Demobilised Soldiers in Labour Dispute

The privatisation of China's public water supply system is already well under way. Multi-national companies from the UK, France and other countries are already signing contracts with local Chinese governments that will have a major effect on the water supply industry. Given the price hikes and quality problems that have sometimes accompanied this process elsewhere in the world, not to mention serious water shortages in China itself, the future of the public water supply system is facing a period of flux.

A recent labour dispute in north China provided a glimpse of how increased competition and the related industrial restructuring process will effect workers in the water industry. The Lanzhou City Tap Water Company is involved in a labour dispute with 21 former soldiers of the People's Liberation Army (PLA). Government policy in China dictates that demobilised soldiers should be given preferential treatment in job placements and that their housing, pay and benefits should match what they received in the army.

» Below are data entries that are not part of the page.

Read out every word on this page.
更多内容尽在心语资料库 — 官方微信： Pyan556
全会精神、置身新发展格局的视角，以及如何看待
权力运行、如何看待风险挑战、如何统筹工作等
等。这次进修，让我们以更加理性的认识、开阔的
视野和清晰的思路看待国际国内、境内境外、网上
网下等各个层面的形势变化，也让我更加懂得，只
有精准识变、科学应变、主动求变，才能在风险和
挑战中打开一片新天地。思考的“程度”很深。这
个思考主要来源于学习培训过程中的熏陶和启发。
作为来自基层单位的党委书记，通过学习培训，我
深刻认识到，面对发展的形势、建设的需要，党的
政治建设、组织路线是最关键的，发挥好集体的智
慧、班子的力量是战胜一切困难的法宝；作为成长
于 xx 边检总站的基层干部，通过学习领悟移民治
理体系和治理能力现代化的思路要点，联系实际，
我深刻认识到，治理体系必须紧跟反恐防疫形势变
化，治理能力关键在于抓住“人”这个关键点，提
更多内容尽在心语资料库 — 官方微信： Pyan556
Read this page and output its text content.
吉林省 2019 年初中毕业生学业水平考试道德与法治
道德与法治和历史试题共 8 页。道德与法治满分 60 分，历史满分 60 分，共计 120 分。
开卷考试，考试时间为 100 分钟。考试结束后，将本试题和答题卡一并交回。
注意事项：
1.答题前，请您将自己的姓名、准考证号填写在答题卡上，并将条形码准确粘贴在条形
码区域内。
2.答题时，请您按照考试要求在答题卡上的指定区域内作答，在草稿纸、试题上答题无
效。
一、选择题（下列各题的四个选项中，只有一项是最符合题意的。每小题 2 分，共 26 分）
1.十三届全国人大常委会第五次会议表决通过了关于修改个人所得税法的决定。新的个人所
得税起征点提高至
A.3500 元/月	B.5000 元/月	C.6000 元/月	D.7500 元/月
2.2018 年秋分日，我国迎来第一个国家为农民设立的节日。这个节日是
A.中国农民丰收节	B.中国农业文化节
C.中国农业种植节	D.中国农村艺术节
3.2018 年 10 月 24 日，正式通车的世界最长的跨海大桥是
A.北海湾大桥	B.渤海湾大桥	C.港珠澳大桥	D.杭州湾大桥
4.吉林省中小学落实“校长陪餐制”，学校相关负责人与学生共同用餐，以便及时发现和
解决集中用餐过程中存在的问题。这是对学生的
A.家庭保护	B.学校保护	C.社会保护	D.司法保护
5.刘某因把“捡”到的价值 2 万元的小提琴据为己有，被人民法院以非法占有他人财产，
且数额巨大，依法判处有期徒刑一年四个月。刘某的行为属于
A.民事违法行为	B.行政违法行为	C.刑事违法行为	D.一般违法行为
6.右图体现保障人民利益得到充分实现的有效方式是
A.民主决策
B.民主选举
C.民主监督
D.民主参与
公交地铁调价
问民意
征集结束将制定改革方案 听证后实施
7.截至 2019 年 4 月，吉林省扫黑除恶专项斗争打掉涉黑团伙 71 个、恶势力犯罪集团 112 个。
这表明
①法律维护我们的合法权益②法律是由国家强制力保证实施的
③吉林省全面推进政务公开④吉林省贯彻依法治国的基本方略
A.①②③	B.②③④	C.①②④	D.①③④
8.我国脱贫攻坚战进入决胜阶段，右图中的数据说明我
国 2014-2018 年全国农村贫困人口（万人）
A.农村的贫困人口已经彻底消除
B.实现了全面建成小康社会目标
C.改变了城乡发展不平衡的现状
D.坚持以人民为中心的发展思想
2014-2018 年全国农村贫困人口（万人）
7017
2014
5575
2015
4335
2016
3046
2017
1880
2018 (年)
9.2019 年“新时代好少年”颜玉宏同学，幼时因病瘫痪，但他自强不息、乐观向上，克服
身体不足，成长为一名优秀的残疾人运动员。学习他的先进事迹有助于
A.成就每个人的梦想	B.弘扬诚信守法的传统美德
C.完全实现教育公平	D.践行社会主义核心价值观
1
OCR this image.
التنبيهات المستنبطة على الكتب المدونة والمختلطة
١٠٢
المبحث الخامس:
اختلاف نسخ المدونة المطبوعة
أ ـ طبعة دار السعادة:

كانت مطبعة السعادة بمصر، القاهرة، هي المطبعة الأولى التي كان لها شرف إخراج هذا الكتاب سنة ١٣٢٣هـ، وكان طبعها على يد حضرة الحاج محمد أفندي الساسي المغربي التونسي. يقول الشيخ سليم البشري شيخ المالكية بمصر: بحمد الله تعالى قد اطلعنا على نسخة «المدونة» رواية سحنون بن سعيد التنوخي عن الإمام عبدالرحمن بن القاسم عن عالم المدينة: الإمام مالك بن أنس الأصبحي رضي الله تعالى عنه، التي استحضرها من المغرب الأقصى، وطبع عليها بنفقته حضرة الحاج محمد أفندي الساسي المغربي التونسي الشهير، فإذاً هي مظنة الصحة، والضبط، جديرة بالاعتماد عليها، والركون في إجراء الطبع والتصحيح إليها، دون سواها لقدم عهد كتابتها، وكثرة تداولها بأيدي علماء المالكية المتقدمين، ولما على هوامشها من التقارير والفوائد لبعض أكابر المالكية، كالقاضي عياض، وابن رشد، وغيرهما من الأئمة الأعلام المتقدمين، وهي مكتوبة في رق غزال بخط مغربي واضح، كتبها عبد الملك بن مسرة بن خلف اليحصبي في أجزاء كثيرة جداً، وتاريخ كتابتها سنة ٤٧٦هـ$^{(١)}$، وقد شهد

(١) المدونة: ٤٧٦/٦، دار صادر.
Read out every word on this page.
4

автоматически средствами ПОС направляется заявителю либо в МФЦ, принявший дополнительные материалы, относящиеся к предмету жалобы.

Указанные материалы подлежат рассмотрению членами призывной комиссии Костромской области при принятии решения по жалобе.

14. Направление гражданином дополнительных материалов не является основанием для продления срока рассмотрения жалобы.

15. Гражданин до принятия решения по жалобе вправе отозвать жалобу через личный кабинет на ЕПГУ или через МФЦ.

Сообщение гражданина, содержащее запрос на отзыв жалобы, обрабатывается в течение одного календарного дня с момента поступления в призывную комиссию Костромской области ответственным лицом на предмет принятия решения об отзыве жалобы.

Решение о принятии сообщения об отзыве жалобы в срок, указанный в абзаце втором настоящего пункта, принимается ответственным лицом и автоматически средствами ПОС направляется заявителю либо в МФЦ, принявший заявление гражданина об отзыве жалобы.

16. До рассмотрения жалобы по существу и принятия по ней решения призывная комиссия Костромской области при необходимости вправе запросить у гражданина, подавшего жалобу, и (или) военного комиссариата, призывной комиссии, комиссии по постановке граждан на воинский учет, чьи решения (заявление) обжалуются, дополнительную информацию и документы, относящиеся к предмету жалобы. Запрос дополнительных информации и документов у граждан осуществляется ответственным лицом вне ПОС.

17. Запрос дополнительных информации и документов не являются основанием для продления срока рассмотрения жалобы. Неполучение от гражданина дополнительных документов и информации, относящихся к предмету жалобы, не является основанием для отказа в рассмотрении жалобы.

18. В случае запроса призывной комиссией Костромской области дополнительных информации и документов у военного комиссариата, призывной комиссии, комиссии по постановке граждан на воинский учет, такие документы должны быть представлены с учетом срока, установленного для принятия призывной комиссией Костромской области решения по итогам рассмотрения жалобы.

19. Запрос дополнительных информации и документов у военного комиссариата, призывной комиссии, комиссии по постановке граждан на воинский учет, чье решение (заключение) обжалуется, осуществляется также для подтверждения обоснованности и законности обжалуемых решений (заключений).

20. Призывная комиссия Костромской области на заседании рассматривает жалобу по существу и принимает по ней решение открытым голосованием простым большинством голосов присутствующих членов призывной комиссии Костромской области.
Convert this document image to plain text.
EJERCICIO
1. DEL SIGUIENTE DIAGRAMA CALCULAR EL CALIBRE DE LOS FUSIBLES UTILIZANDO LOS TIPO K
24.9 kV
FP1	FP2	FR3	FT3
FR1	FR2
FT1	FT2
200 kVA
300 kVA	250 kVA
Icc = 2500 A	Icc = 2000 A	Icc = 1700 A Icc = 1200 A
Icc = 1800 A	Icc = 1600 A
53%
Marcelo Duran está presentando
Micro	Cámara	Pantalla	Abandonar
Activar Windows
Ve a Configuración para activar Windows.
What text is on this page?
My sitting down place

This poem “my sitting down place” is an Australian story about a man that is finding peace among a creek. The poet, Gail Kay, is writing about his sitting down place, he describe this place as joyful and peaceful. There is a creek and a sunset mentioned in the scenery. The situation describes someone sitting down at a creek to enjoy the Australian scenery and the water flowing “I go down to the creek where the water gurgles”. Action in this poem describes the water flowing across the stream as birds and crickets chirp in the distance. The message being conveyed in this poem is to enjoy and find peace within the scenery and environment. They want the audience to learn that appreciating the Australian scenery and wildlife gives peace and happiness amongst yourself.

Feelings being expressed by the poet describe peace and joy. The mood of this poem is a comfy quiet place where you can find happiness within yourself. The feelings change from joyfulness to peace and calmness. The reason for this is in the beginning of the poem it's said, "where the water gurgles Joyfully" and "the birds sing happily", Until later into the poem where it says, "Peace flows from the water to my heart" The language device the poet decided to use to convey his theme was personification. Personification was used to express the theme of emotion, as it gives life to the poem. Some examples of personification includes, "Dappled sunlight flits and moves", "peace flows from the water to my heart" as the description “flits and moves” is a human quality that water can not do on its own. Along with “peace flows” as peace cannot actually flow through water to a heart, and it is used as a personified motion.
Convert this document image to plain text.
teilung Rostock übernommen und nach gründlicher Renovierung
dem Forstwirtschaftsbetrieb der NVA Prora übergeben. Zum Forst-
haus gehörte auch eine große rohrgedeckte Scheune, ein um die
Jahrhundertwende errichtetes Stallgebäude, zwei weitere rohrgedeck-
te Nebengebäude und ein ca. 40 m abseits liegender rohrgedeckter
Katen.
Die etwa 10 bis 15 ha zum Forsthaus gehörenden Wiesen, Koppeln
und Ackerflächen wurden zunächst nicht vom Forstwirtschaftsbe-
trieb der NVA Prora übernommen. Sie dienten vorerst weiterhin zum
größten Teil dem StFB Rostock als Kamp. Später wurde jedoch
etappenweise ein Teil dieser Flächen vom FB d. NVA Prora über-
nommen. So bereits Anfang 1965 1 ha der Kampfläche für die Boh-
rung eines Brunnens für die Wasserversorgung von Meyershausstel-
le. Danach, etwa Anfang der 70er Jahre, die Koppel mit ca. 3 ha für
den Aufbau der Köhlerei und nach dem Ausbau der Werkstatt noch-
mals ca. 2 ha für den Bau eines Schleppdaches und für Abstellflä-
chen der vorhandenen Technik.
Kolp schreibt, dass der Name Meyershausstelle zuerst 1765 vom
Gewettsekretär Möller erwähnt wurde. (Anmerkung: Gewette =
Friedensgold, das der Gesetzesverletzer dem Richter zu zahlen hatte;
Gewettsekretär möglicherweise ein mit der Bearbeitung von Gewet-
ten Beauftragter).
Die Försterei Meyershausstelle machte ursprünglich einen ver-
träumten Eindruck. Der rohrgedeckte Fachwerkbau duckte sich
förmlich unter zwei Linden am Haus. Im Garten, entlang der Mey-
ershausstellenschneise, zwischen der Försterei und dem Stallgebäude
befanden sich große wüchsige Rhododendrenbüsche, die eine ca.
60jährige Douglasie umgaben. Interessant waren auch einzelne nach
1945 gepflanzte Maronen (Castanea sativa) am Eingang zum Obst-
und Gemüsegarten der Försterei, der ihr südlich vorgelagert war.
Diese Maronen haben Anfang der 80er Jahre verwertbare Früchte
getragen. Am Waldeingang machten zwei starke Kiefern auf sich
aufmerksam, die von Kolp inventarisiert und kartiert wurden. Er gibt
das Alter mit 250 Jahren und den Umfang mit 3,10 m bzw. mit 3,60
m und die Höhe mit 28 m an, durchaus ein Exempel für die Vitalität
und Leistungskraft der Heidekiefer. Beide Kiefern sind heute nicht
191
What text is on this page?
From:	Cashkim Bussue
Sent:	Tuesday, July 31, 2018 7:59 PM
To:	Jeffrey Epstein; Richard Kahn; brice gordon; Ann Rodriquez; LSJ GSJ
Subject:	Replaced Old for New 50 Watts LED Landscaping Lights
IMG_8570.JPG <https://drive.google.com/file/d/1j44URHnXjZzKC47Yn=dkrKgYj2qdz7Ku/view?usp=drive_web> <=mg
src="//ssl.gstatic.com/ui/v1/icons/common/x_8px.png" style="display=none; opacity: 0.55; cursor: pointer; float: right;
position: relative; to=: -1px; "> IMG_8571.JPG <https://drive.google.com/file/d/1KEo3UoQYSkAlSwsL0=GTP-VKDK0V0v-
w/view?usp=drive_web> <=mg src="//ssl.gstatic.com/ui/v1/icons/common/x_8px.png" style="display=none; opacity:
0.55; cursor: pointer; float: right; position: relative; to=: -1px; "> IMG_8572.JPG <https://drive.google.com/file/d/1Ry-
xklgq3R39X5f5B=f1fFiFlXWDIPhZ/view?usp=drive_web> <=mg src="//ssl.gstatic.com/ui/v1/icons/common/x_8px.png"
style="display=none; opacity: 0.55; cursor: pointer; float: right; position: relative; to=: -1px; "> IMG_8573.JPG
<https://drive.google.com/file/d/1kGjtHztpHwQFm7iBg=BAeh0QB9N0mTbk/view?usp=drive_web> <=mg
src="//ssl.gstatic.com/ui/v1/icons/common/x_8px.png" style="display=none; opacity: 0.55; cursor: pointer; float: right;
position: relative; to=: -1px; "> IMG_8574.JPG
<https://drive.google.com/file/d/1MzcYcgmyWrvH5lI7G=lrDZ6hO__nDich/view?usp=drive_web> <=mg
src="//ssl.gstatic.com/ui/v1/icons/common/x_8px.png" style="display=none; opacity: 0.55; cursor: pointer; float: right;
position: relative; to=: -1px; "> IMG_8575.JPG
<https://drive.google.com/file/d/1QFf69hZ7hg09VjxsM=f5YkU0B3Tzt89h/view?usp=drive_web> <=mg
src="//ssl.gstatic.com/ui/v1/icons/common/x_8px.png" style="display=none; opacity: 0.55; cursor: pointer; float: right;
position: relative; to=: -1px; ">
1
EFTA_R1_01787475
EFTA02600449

However, the "iron will of the market" is rendering such regulations somewhat obsolete.

The former soldiers have filed a case with the Gansu Province Labour Disputes and Arbitration Committee (LDAC), claiming that although they had each paid a Rmb 10,000 training fee to the company up to three years ago, they are still without jobs, homes and related benefits. An official from the Lanzhou Civil Affairs Bureau agreed with the soldiers' claim, accusing the company of "ignoring the serious responsibility that has been placed on them by the government to protect the rights of our veterans."

However, Wei Lizhi, the tap water company's personnel chief pointed to the new realities in China. She claimed the company had already placed a number of demobilised soldiers and that their salaries were "based on how long they were in the army" minus fees for unemployment, housing and their pensions. Moreover, the company had been

"accepting demobilised soldiers for 40 years and we are very aware of the regulations. But we can't place people right away, and usually people have to wait for people to retire to fill a new vacancy…[I]f there's only a place for one person to work and one is enough, we can't help the demobilised soldiers by putting two in their place. That's bad business."